Взмах косы, взмах, еще, еще… С каждым взмахом лезвие с шипением срезает ряд колосьев. Ряд за рядом, шелестя, ложится Эриксону под ноги. Взмах…
Старик и мертвые пальцы старика, сжимающие колос.
Взмах.
Бесплодная земля и золотая пшеница на ней.
Взмах.
Невероятное, немыслимое чередование зеленого и золотого.
Взмах.
Поле закрутилось перед глазами, мир стал тусклым и нереальным. Выронив косу, Эриксон стоял посреди желтого водоворота, согнувшись, как от сильного удара в живот, и глядя перед собой невидящими глазами.
– Я убил кого-то, – выдохнул он, падая на колени рядом с лезвием и хватая ртом воздух.
– Скольких же я убил?!
Раскалываясь на куски, мир в полной тишине крутился каруселью вокруг Дрю, и только в ушах звенело все громче и громче.
Молли чистила картошку, когда в кухню, шатаясь, волоча за собой косу, вошел Эриксон. В глазах у него стояли слезы.
– Собирай вещи, – пробормотал Эриксон, глядя себе под ноги.
– Зачем?
– Мы уезжаем, – тусклым голосом ответил Дрю.
– Как это, уезжаем? – не веря своим ушам, переспросила Молли.
– Помнишь, этот старик… Знаешь, чем он здесь занимался? Это все пшеница, эта коса – когда ею косишь, косишь чужие жизни. Срезаешь колосья, а гибнут люди. С каждым взмахом…
Молли поднялась, отложила нож и картофелину, осторожно сказала:
– Мы столько проехали, так долго голодали, ты так изматываешься каждый день на этом поле. – Она слабо попыталась перебить мужа.
– Там, в этом поле голоса, печальные голоса.

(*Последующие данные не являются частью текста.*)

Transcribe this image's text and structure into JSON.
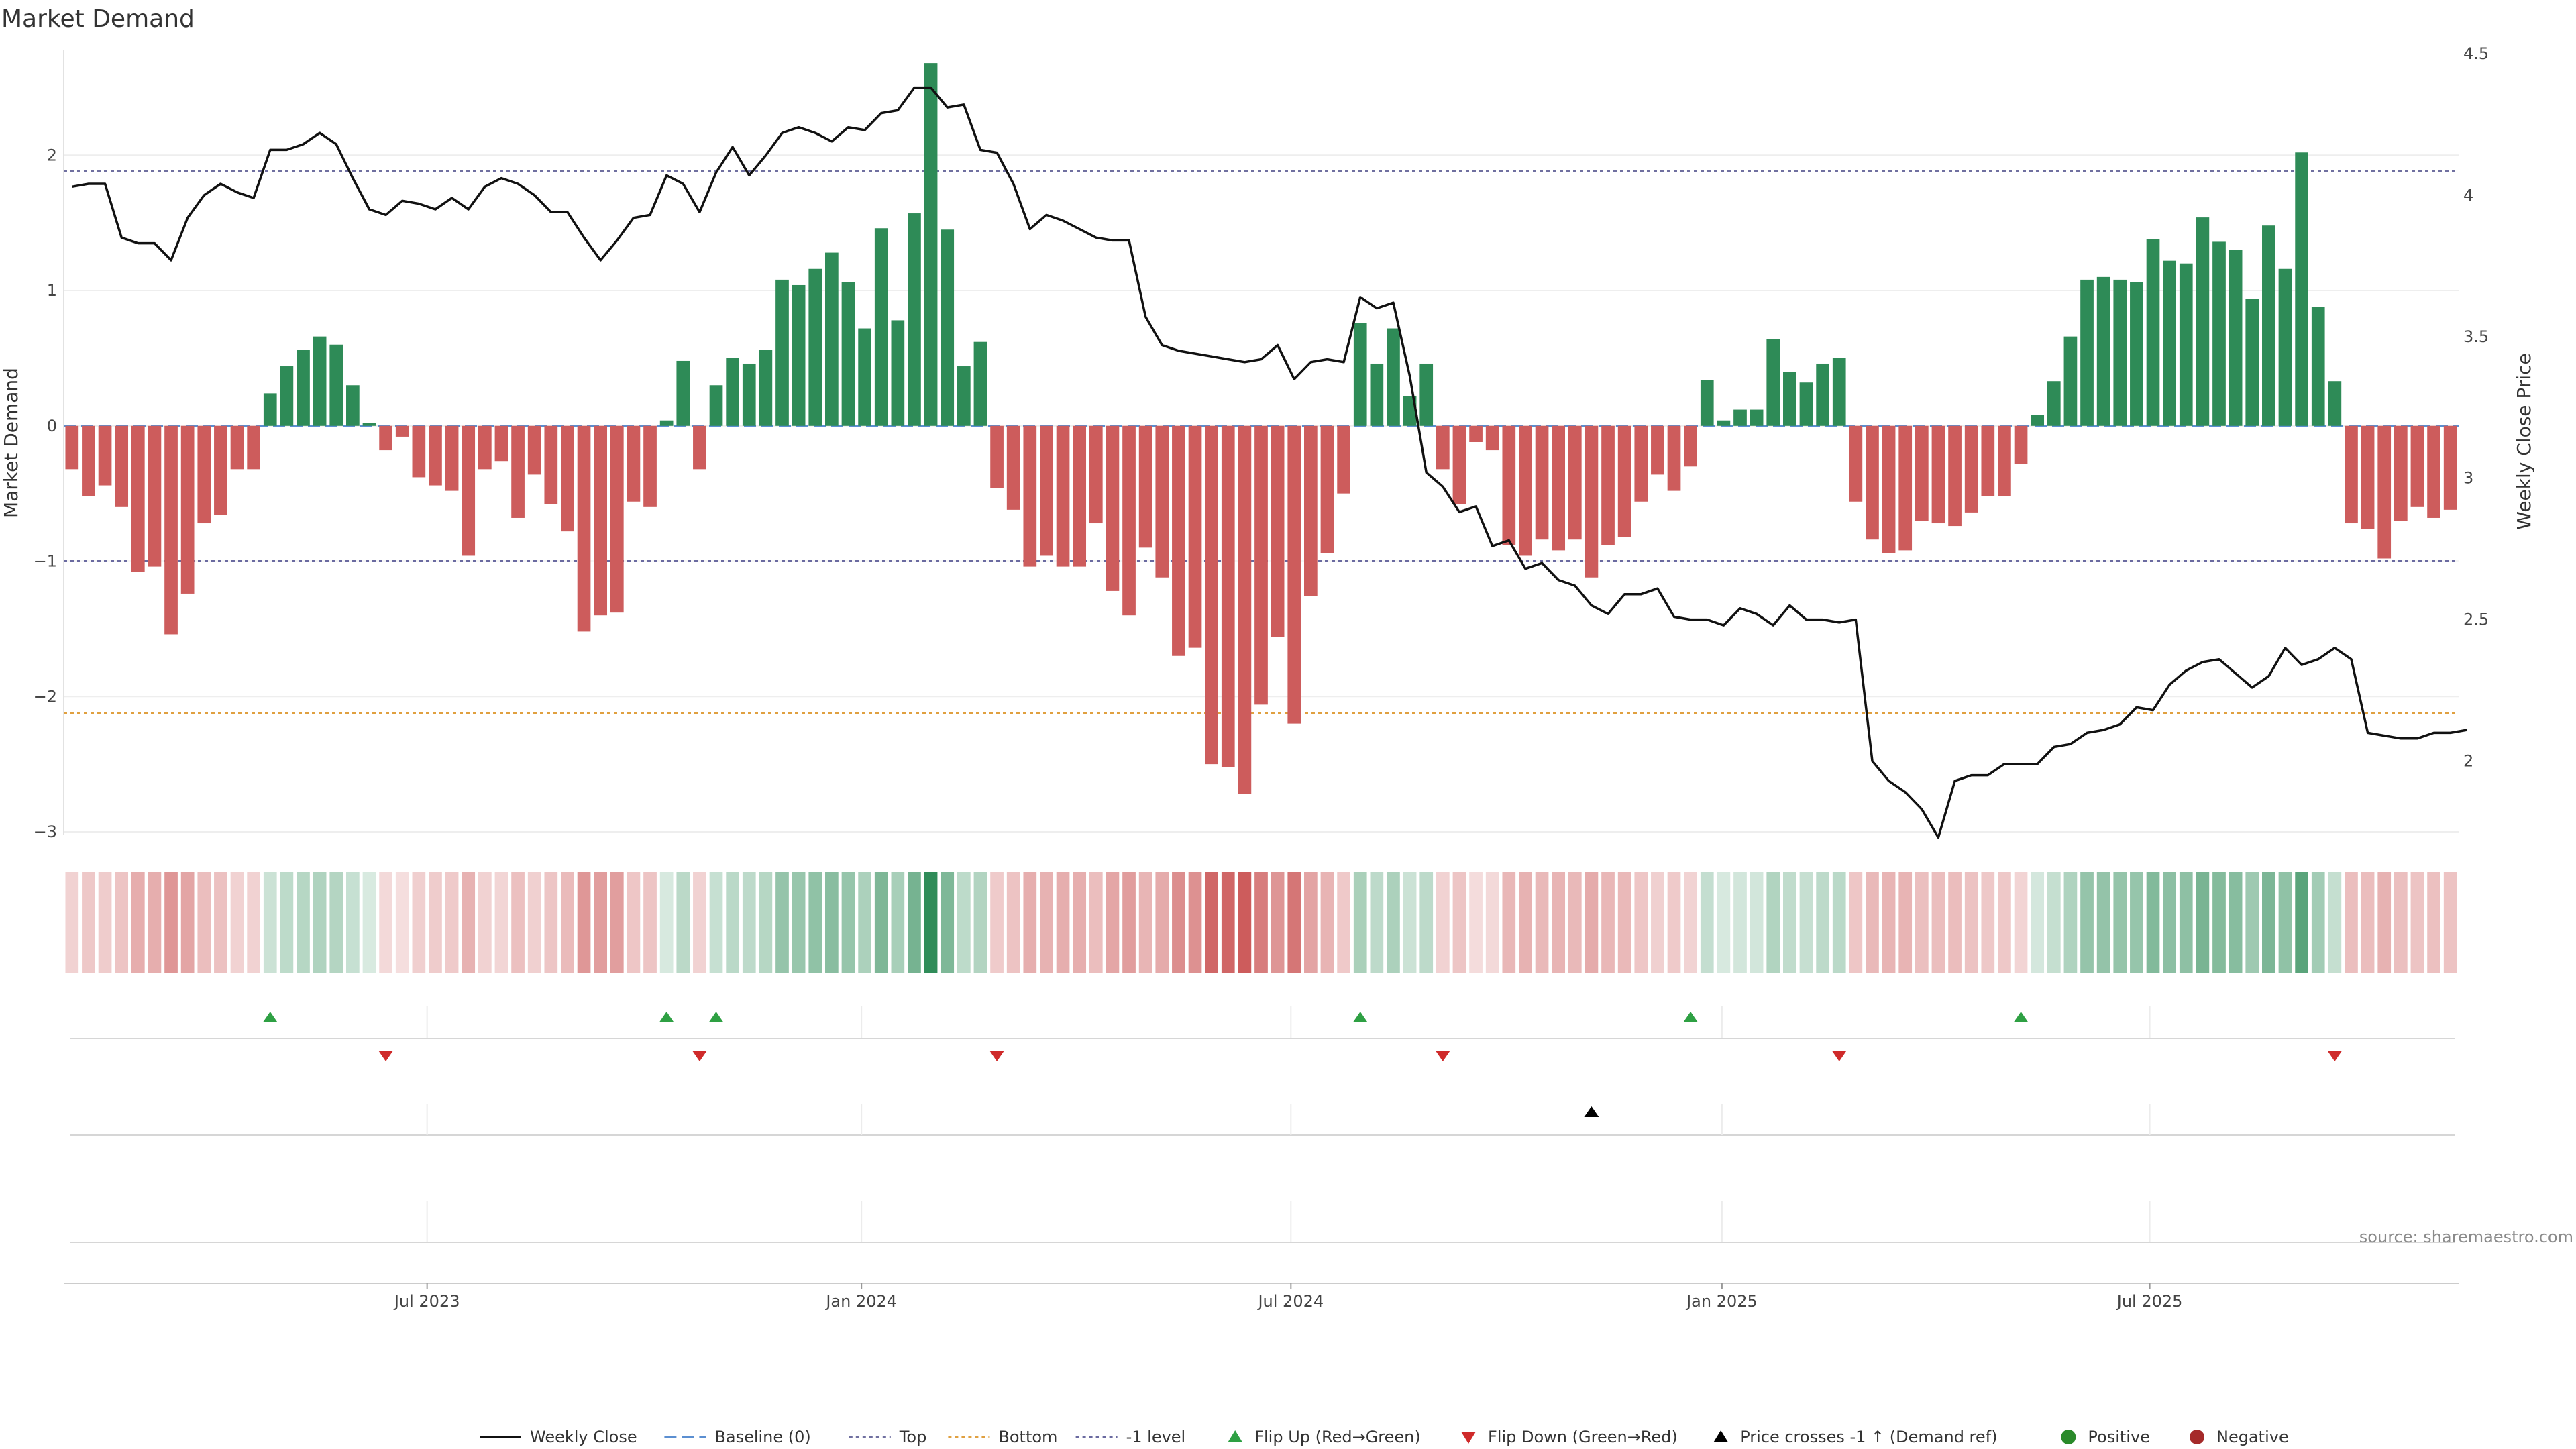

Они просят меня не делать этого… Не убивать их…
– Дрю…
Он продолжал, будто не слыша:
– Пшеница растет как-то по-дикому, словно свихнулась. Я тебе не хотел рассказывать. Но что-то здесь не так.
Молли не отрываясь смотрела на мужа, в его пустые прозрачные глаза.
– Думаешь, я спятил? Но я и сам не могу в это поверить.
Господи Боже мой, я ведь только что убил свою мать.
– Прекрати! – попыталась прервать его Молли.
– Я срезал колос и понял, что убил ее.
– Дрю, – испуганно и зло вскрикнула Молли, – замолчи, наконец!
– Ох, Молли, Молли, – вздохнул он, и коса со звоном выпала из ослабевших пальцев.
Она подняла ее и торопливо запихнула в угол.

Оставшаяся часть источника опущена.